O cientista político dono
do Vox Populi diz que
o
candidato ideal não está
na disputa e que o
Real ainda rende votos

Ronaldo França

 
Nélio Rodrigues/1° Plano

"Não digo que as pessoas acabem aceitando votar em quem rouba ou é incapaz, mas sempre vai haver a dificuldade de achar o ideal"

De um edifício no centro de Belo Horizonte, o cientista político Marcos Coimbra, 51 anos, desfruta uma vista privilegiada do cenário eleitoral brasileiro. É a sede do Instituto Vox Populi, que preside desde 1984. Dali, já acompanhou todas as eleições no país no período após a redemocratização. Sua experiência vai além. Inclui eleições em outros países, como Bolívia, Equador, Peru e Moçambique. Mas não é comum vê-lo viajar para tão longe. Sua rotina à frente de um dos maiores institutos de pesquisa brasileiros admite poucas concessões. Entre elas, natação e partidas de tênis no clube próximo de sua casa, um bairro afastado do centro da cidade. Com mais de vinte pesquisas eleitorais realizadas somente neste ano, tem de cabeça a medida do pensamento dos eleitores. "A maioria das pessoas trocaria a estabilização por mais empregos." Na semana passada, concedeu a VEJA a seguinte entrevista.

Veja – Qual é o presidente que o brasileiro quer?
Coimbra – As características que se deseja são as mesmas em qualquer lugar do mundo. Todas as pesquisas são unânimes em mostrar que isoladamente o atributo mais valorizado é a honestidade, porque se pressupõe que, se o presidente não for honesto, não haverá preocupação com "os outros". A honestidade, um atributo de caráter, é vista como uma garantia da probidade do governante. Em segundo lugar vem um conjunto de características que dizem respeito à biografia e à experiência do candidato. São questões mais objetivas. Capacidade técnica, treino, formação, estudo...

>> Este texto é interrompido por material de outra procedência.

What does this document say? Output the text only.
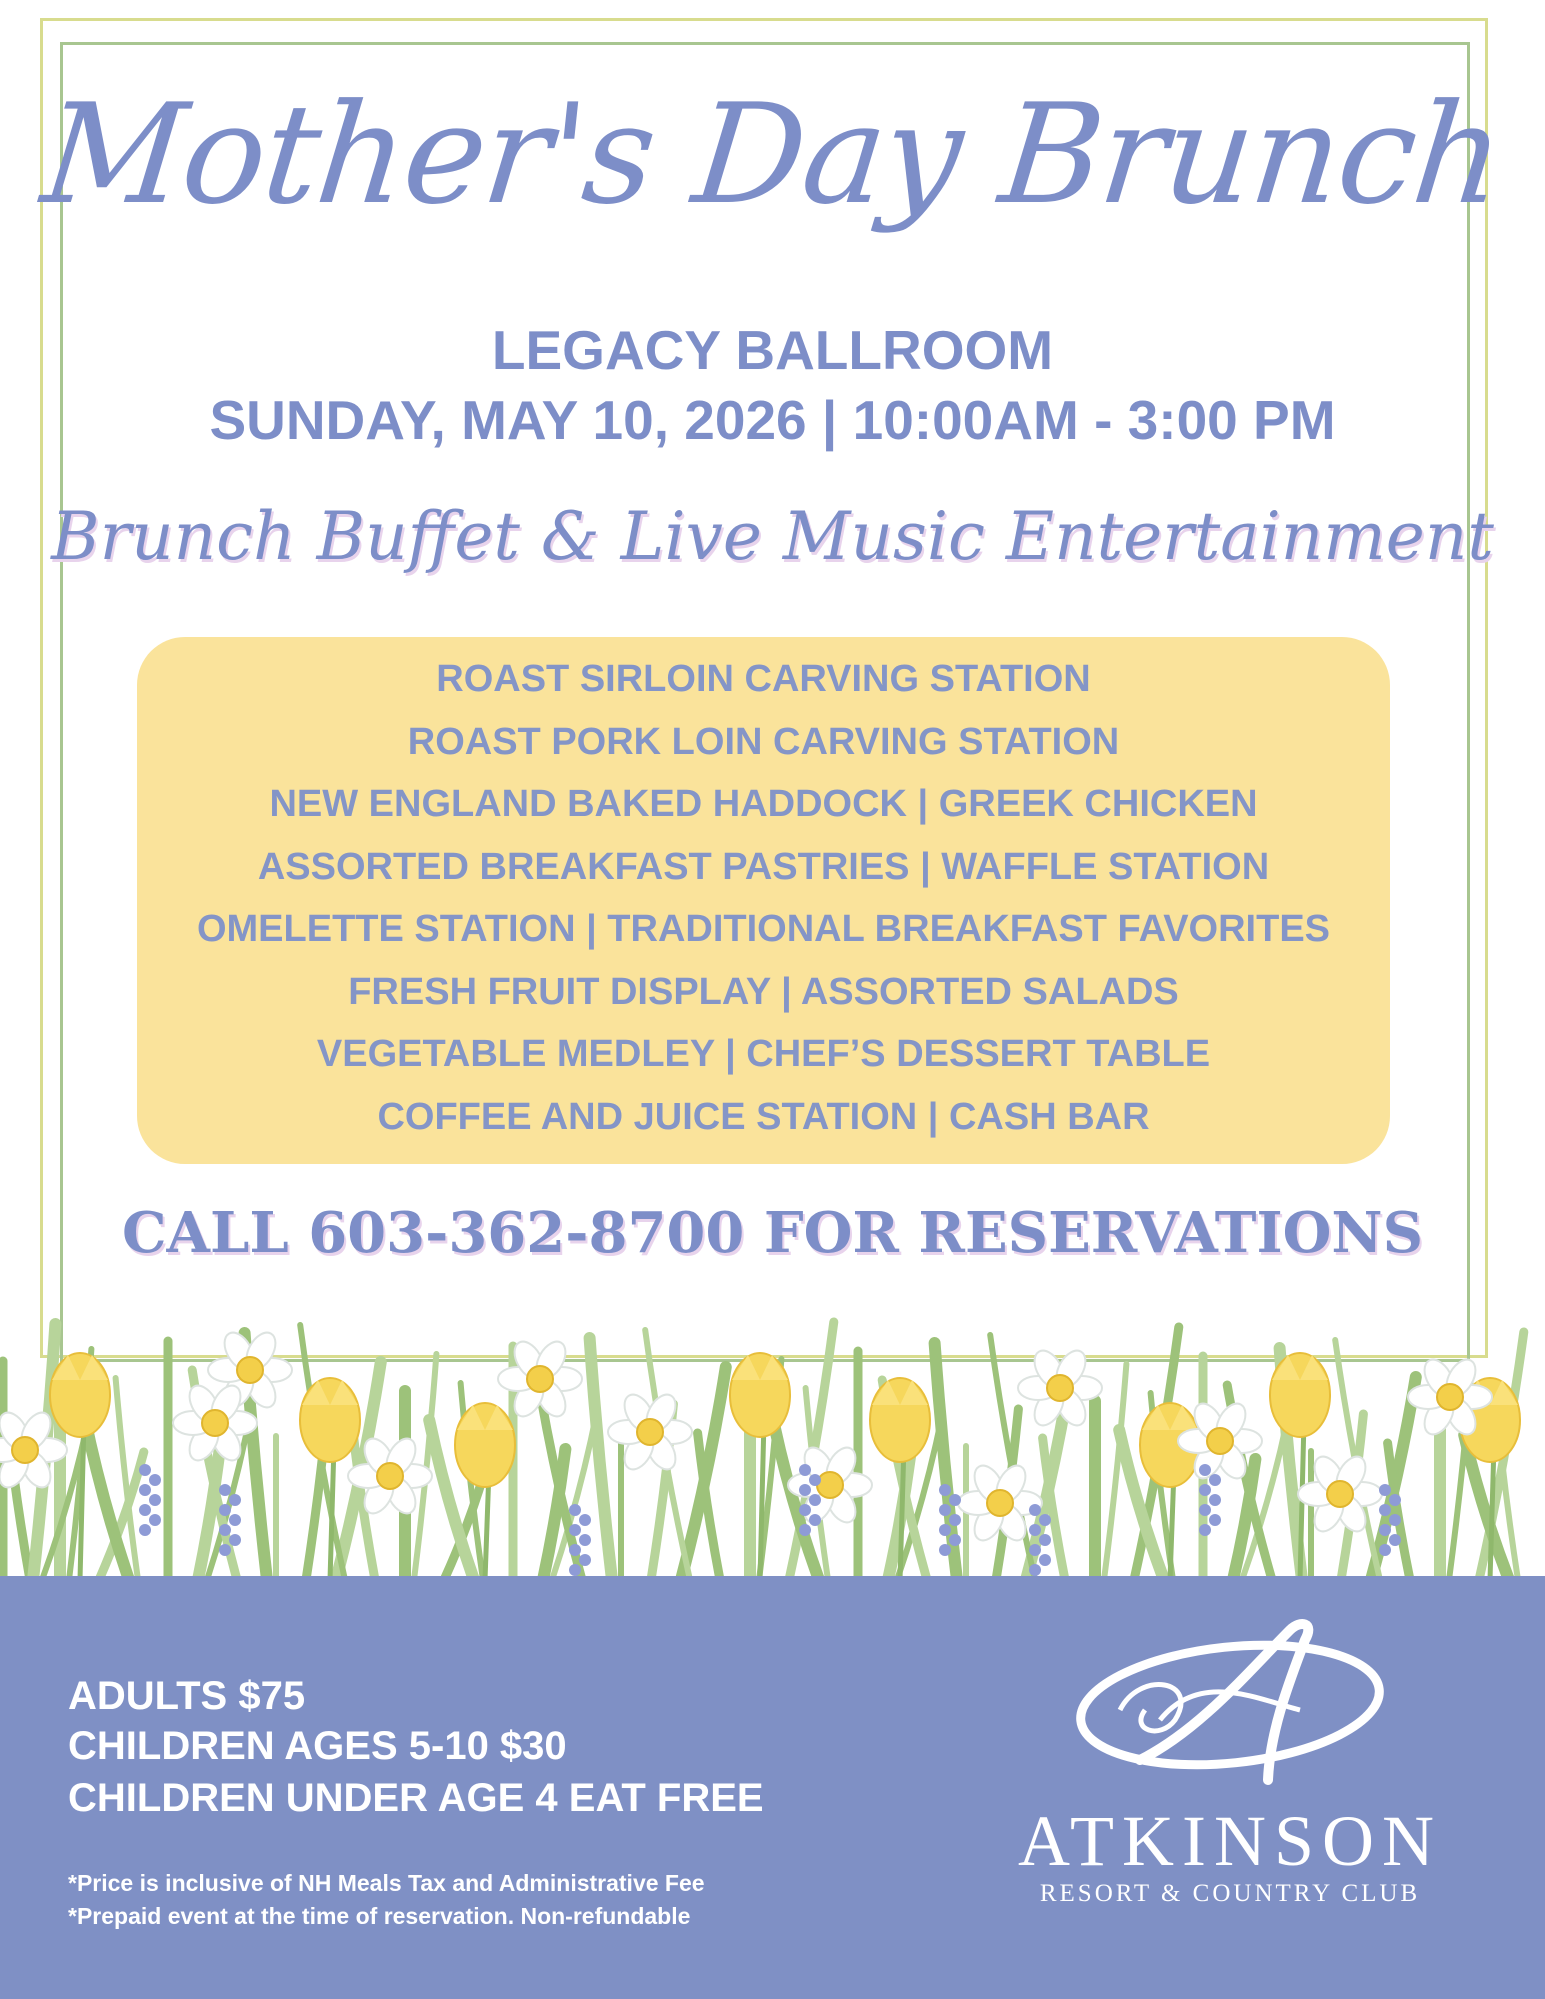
Mother's Day Brunch
LEGACY BALLROOM
SUNDAY, MAY 10, 2026 | 10:00AM - 3:00 PM
Brunch Buffet & Live Music Entertainment
ROAST SIRLOIN CARVING STATION
ROAST PORK LOIN CARVING STATION
NEW ENGLAND BAKED HADDOCK | GREEK CHICKEN
ASSORTED BREAKFAST PASTRIES | WAFFLE STATION
OMELETTE STATION | TRADITIONAL BREAKFAST FAVORITES
FRESH FRUIT DISPLAY | ASSORTED SALADS
VEGETABLE MEDLEY | CHEF’S DESSERT TABLE
COFFEE AND JUICE STATION | CASH BAR
CALL 603-362-8700 FOR RESERVATIONS
ADULTS $75
CHILDREN AGES 5-10 $30
CHILDREN UNDER AGE 4 EAT FREE
*Price is inclusive of NH Meals Tax and Administrative Fee
*Prepaid event at the time of reservation. Non-refundable
ATKINSON
RESORT & COUNTRY CLUB
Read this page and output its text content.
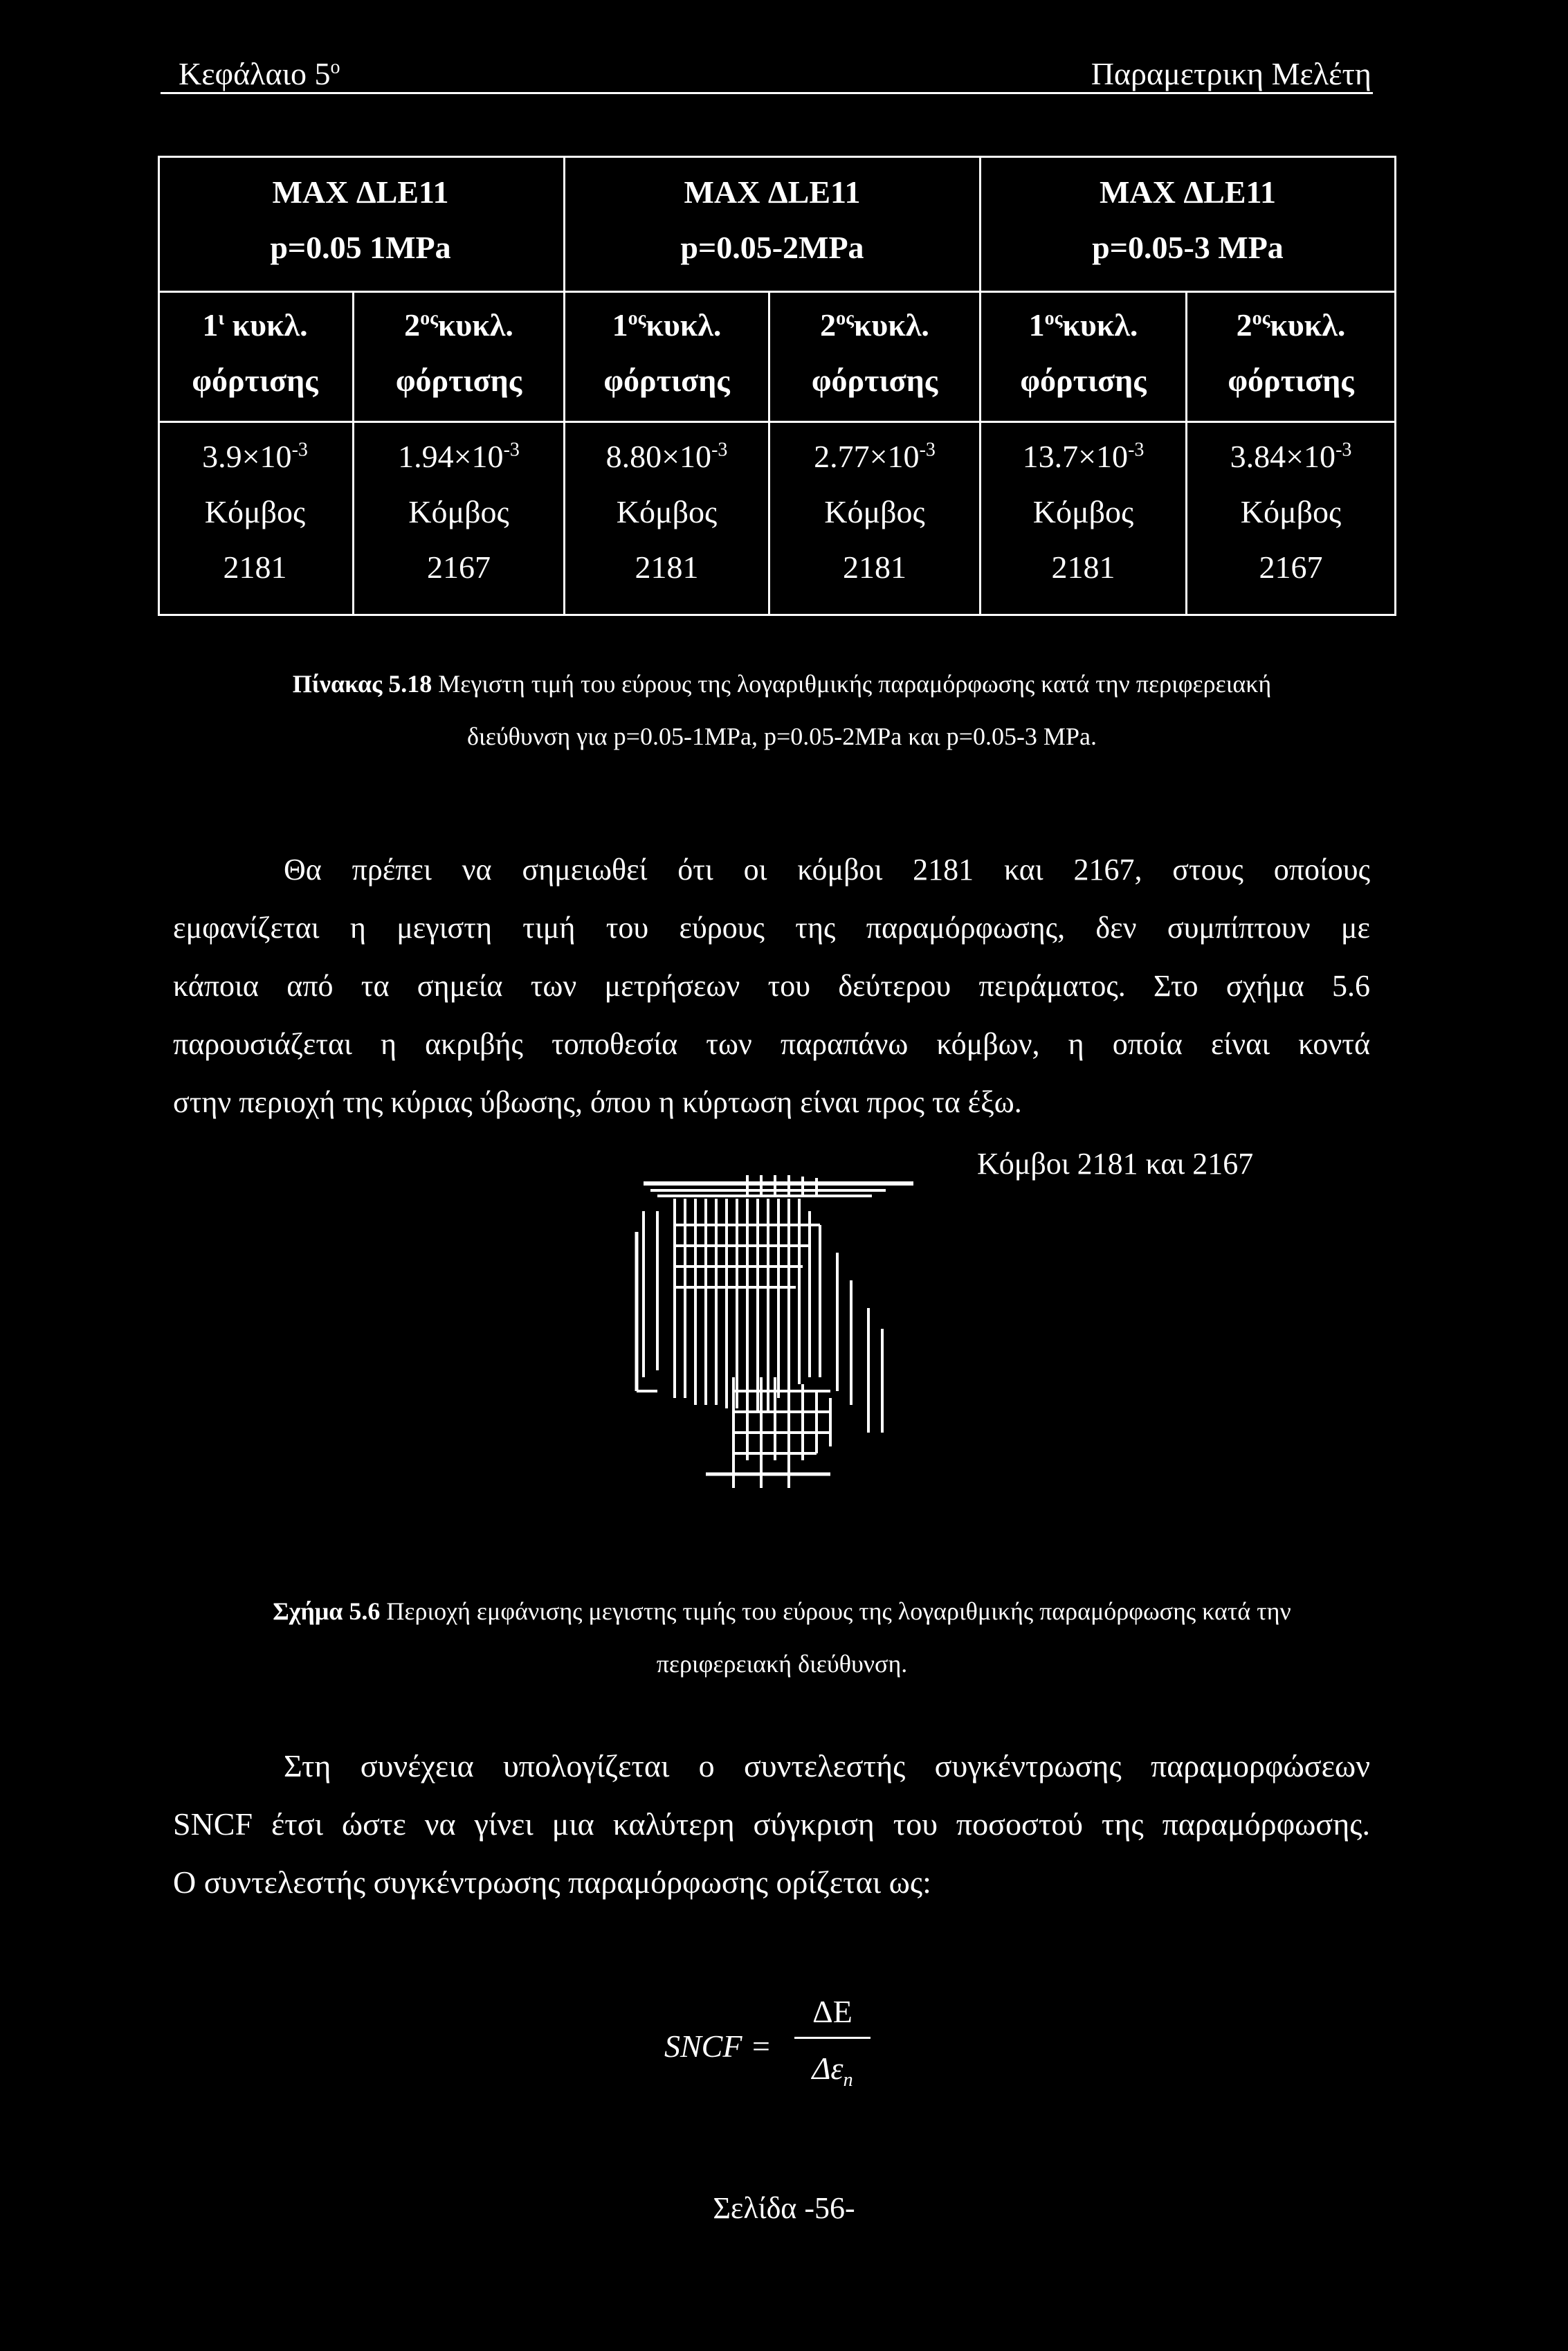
Κεφάλαιο $5^o$	Παραμετρικη Μελέτη
MAX ΔLE11
p=0.05 1MPa
MAX ΔLE11
p=0.05-2MPa
MAX ΔLE11
p=0.05-3 MPa
$1^\iota$ κυκλ.
φόρτισης
$2^{o\varsigma}\kappa\upsilon\kappa\lambda$.
φόρτισης
$1^{o\varsigma}\kappa\upsilon\kappa\lambda$.
φόρτισης
$2^{o\varsigma}\kappa\upsilon\kappa\lambda$.
φόρτισης
$1^{o\varsigma}\kappa\upsilon\kappa\lambda$.
φόρτισης
$2^{o\varsigma}\kappa\upsilon\kappa\lambda$.
φόρτισης
$3.9\times 10^{-3}$
Κόμβος
2181
$1.94\times 10^{-3}$
Κόμβος
2167
$8.80\times 10^{-3}$
Κόμβος
2181
$2.77\times 10^{-3}$
Κόμβος
2181
$13.7\times 10^{-3}$
Κόμβος
2181
$3.84\times 10^{-3}$
Κόμβος
2167
Πίνακας 5.18 Μεγιστη τιμή του εύρους της λογαριθμικής παραμόρφωσης κατά την περιφερειακή
διεύθυνση για p=0.05-1MPa, p=0.05-2MPa και p=0.05-3 MPa.
Θα πρέπει να σημειωθεί ότι οι κόμβοι 2181 και 2167, στους οποίους
εμφανίζεται η μεγιστη τιμή του εύρους της παραμόρφωσης, δεν συμπίπτουν με
κάποια από τα σημεία των μετρήσεων του δεύτερου πειράματος. Στο σχήμα 5.6
παρουσιάζεται η ακριβής τοποθεσία των παραπάνω κόμβων, η οποία είναι κοντά
στην περιοχή της κύριας ύβωσης, όπου η κύρτωση είναι προς τα έξω.
Κόμβοι 2181 και 2167
Σχήμα 5.6 Περιοχή εμφάνισης μεγιστης τιμής του εύρους της λογαριθμικής παραμόρφωσης κατά την
περιφερειακή διεύθυνση.
Στη συνέχεια υπολογίζεται ο συντελεστής συγκέντρωσης παραμορφώσεων
SNCF έτσι ώστε να γίνει μια καλύτερη σύγκριση του ποσοστού της παραμόρφωσης.
Ο συντελεστής συγκέντρωσης παραμόρφωσης ορίζεται ως:
SNCF =
ΔE
$\Delta\varepsilon_n$
Σελίδα -56-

Veja – Mas são justamente essas as críticas que se fazem a Lula, o candidato mais bem colocado nas pesquisas.
Coimbra – Nem todas as pessoas avaliam do mesmo modo essas características. Existem muitas maneiras de perceber essa qualidade. No caso de Lula, muita gente acha que ele não tem esses atributos, mas uma parcela do eleitorado – que não é pequena – acredita que, por ter sido líder sindical, dirigente sindical e deputado, ele tem condições de ser presidente. E, além de tudo, há um conjunto de atributos que são de personalidade: empenho, determinação, firmeza... O eleitor sabe que o candidato ideal não está concorrendo nesta eleição, assim como não esteve na última e não estará nas que vêm pela frente. A eleição é uma escolha real, no momento presente, entre pessoas reais, com seus defeitos e suas qualidades. E o eleitor tem de admitir ceder em alguma coisa para ganhar de outro lado. Não digo que as pessoas acabem aceitando votar em gente que rouba ou que é incapaz, mas sempre vai haver a dificuldade de encontrar o ideal.

Veja – E como se tem processado essa escolha na cabeça do eleitor?
Coimbra – A maioria pensa o futuro com base no presente. O que conta é sua percepção do atual governo e do presidente em exercício, as insatisfações. Em 1989, havia uma queixa de que o presidente José Sarney era um político tradicional, palaciano, que usava jaquetão. Uma das coisas que seduziram uma parcela do eleitorado na candidatura de Collor foi justamente o fato de ele ter uma imagem de não-Sarney. Ele não era de palácio, era dinâmico, não era um político tradicional. Roseana Sarney, num determinado momento, atraía muito porque era uma espécie de anti-FHC. Era uma mulher que tinha preocupação social, calorosa. O Garotinho projetou essa imagem, de uma administração voltada para programas sociais. A própria candidatura de José Serra foi assimilada assim, por causa dos projetos desenvolvidos por ele no Ministério da Saúde. Quase todos os candidatos são vistos como alguém que vai fazer uma administração diferente da atual.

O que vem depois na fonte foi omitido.